Piquant Item. The Newsday team —sometimes called "Greene's Berets" —has up to now confined itself to local targets on Long Island, but last week it considerably enlarged its scope by taking on, though in a polite and peripheral way, the most distinguished target in the country: the President of the U.S. The team's disclosures about an unusually profitable sale of some Nixon-held stocks is but a small part of an encyclopedic—indeed, numbing —70,000-word, six-part report that deals exhaustively with the Florida real estate business. The principal characters in the series: Florida's former Democratic Senator George Smathers and his old Miami high school buddy, Charles G. ("Bebe") Rebozo, who is also Richard Nixon's best friend. Neither Rebozo nor Smathers is exactly virgin territory for prying reporters, but Newsday nonetheless managed to turn up some hitherto unknown details about them as well as a piquant item about the President.
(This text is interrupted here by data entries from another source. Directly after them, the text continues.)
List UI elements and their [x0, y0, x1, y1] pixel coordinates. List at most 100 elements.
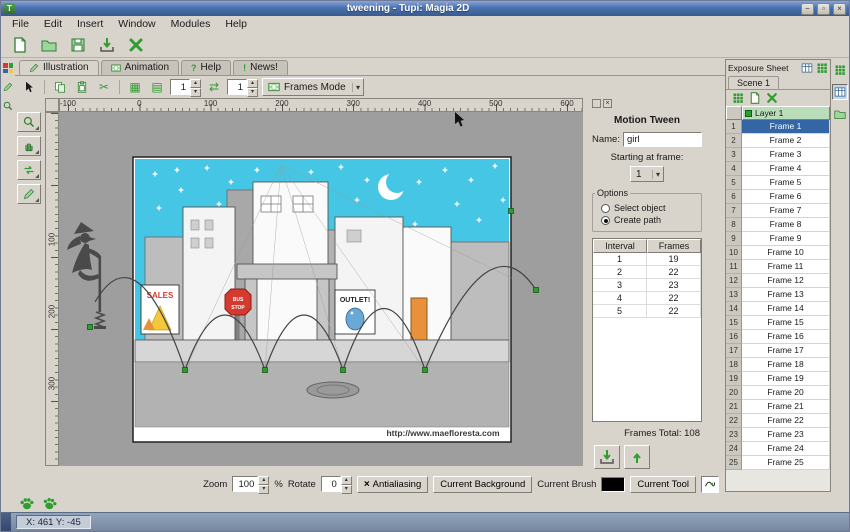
exposure-frame-row[interactable]: 20Frame 20 — [726, 386, 830, 400]
panel-menu-icon[interactable] — [816, 62, 828, 74]
frame-label[interactable]: Frame 18 — [742, 358, 830, 372]
frame-label[interactable]: Frame 14 — [742, 302, 830, 316]
create-path-radio[interactable]: Create path — [601, 215, 699, 225]
exposure-frame-row[interactable]: 7Frame 7 — [726, 204, 830, 218]
exposure-frame-row[interactable]: 13Frame 13 — [726, 288, 830, 302]
spin-down-icon[interactable]: ▾ — [258, 485, 269, 494]
tween-tool-button[interactable] — [17, 160, 41, 180]
exposure-frame-row[interactable]: 25Frame 25 — [726, 456, 830, 470]
exposure-frame-row[interactable]: 2Frame 2 — [726, 134, 830, 148]
exposure-frame-row[interactable]: 14Frame 14 — [726, 302, 830, 316]
remove-frame-icon[interactable] — [766, 92, 778, 104]
menu-edit[interactable]: Edit — [37, 17, 69, 31]
exposure-frame-row[interactable]: 12Frame 12 — [726, 274, 830, 288]
menu-file[interactable]: File — [5, 17, 36, 31]
add-frame-icon[interactable] — [749, 92, 761, 104]
frame-label[interactable]: Frame 11 — [742, 260, 830, 274]
tab-animation[interactable]: Animation — [101, 60, 179, 75]
frame-label[interactable]: Frame 10 — [742, 246, 830, 260]
zoom-panel-icon[interactable] — [3, 101, 13, 111]
minimize-button[interactable]: − — [801, 3, 814, 15]
exposure-frame-row[interactable]: 5Frame 5 — [726, 176, 830, 190]
paw-icon[interactable] — [40, 493, 59, 512]
current-background-button[interactable]: Current Background — [433, 476, 532, 493]
exposure-frame-row[interactable]: 16Frame 16 — [726, 330, 830, 344]
open-project-button[interactable] — [38, 34, 60, 56]
spin-up-icon[interactable]: ▴ — [258, 476, 269, 485]
frame-label[interactable]: Frame 8 — [742, 218, 830, 232]
frame-label[interactable]: Frame 20 — [742, 386, 830, 400]
frame-label[interactable]: Frame 15 — [742, 316, 830, 330]
show-table-button[interactable]: ▤ — [148, 78, 166, 96]
tab-illustration[interactable]: Illustration — [19, 60, 99, 75]
frame-label[interactable]: Frame 12 — [742, 274, 830, 288]
frame-label[interactable]: Frame 5 — [742, 176, 830, 190]
exposure-frame-row[interactable]: 24Frame 24 — [726, 442, 830, 456]
exposure-frame-row[interactable]: 8Frame 8 — [726, 218, 830, 232]
objects-panel-button[interactable] — [832, 62, 848, 78]
close-tween-button[interactable] — [624, 445, 650, 469]
frames-mode-select[interactable]: Frames Mode ▾ — [262, 78, 364, 96]
hand-tool-button[interactable] — [17, 136, 41, 156]
exposure-frame-row[interactable]: 22Frame 22 — [726, 414, 830, 428]
menu-window[interactable]: Window — [111, 17, 162, 31]
import-button[interactable] — [96, 34, 118, 56]
frame-label[interactable]: Frame 22 — [742, 414, 830, 428]
spin-down-icon[interactable]: ▾ — [190, 88, 201, 97]
spin-up-icon[interactable]: ▴ — [247, 79, 258, 88]
exposure-frame-row[interactable]: 4Frame 4 — [726, 162, 830, 176]
spin-up-icon[interactable]: ▴ — [341, 476, 352, 485]
add-layer-icon[interactable] — [732, 92, 744, 104]
show-grid-button[interactable]: ▦ — [126, 78, 144, 96]
cut-button[interactable]: ✂ — [95, 78, 113, 96]
layer-header[interactable]: Layer 1 — [742, 106, 830, 120]
selection-tool-button[interactable] — [20, 78, 38, 96]
current-tool-button[interactable]: Current Tool — [630, 476, 696, 493]
interval-row[interactable]: 323 — [593, 279, 701, 292]
frame-label[interactable]: Frame 13 — [742, 288, 830, 302]
frame-label[interactable]: Frame 24 — [742, 442, 830, 456]
exposure-frame-row[interactable]: 17Frame 17 — [726, 344, 830, 358]
close-button[interactable]: × — [833, 3, 846, 15]
menu-help[interactable]: Help — [218, 17, 254, 31]
interval-row[interactable]: 422 — [593, 292, 701, 305]
interval-row[interactable]: 522 — [593, 305, 701, 318]
swap-button[interactable]: ⇄ — [205, 78, 223, 96]
frame-label[interactable]: Frame 21 — [742, 400, 830, 414]
library-panel-button[interactable] — [832, 106, 848, 122]
copy-button[interactable] — [51, 78, 69, 96]
exposure-frame-row[interactable]: 3Frame 3 — [726, 148, 830, 162]
antialiasing-button[interactable]: × Antialiasing — [357, 476, 428, 493]
menu-insert[interactable]: Insert — [70, 17, 110, 31]
spin-up-icon[interactable]: ▴ — [190, 79, 201, 88]
exposure-frame-row[interactable]: 11Frame 11 — [726, 260, 830, 274]
frame-label[interactable]: Frame 1 — [742, 120, 830, 134]
exposure-frame-row[interactable]: 21Frame 21 — [726, 400, 830, 414]
frame-label[interactable]: Frame 16 — [742, 330, 830, 344]
frame-label[interactable]: Frame 4 — [742, 162, 830, 176]
rotate-spinner[interactable]: 0 ▴ ▾ — [321, 476, 352, 492]
detach-panel-icon[interactable] — [801, 62, 813, 74]
save-project-button[interactable] — [67, 34, 89, 56]
frame-label[interactable]: Frame 3 — [742, 148, 830, 162]
frame-label[interactable]: Frame 17 — [742, 344, 830, 358]
spin-down-icon[interactable]: ▾ — [247, 88, 258, 97]
frame-label[interactable]: Frame 25 — [742, 456, 830, 470]
interval-row[interactable]: 222 — [593, 266, 701, 279]
exposure-frame-row[interactable]: 9Frame 9 — [726, 232, 830, 246]
color-palette-icon[interactable] — [3, 63, 13, 73]
tween-name-input[interactable]: girl — [623, 132, 702, 147]
frame-label[interactable]: Frame 9 — [742, 232, 830, 246]
paste-button[interactable] — [73, 78, 91, 96]
x-spinner[interactable]: 1 ▴ ▾ — [170, 79, 201, 95]
new-project-button[interactable] — [9, 34, 31, 56]
pencil-tool-button[interactable] — [17, 184, 41, 204]
y-spinner[interactable]: 1 ▴ ▾ — [227, 79, 258, 95]
close-project-button[interactable] — [125, 34, 147, 56]
frame-label[interactable]: Frame 7 — [742, 204, 830, 218]
select-object-radio[interactable]: Select object — [601, 203, 699, 213]
current-brush-swatch[interactable] — [601, 477, 625, 492]
tab-help[interactable]: ? Help — [181, 60, 231, 75]
frame-label[interactable]: Frame 23 — [742, 428, 830, 442]
drawing-canvas[interactable]: SALES BUS STOP — [59, 112, 583, 466]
Examples:

> It had been previously reported that, when he became President, Richard Nixon sold his 185,891 shares in Fisher's Island Inc., a Florida land firm dominated by Rebozo, for $2 per share —twice what he had paid for it. What was not previously known, said Newsday, was that "other stockholders still were buying the shares at $1 each." It added that Nixon is the only "stockholder who is known to have realized a sizable profit," and quoted one of the other owners as saying, "He was President, and we thought we ought to give him a fair price."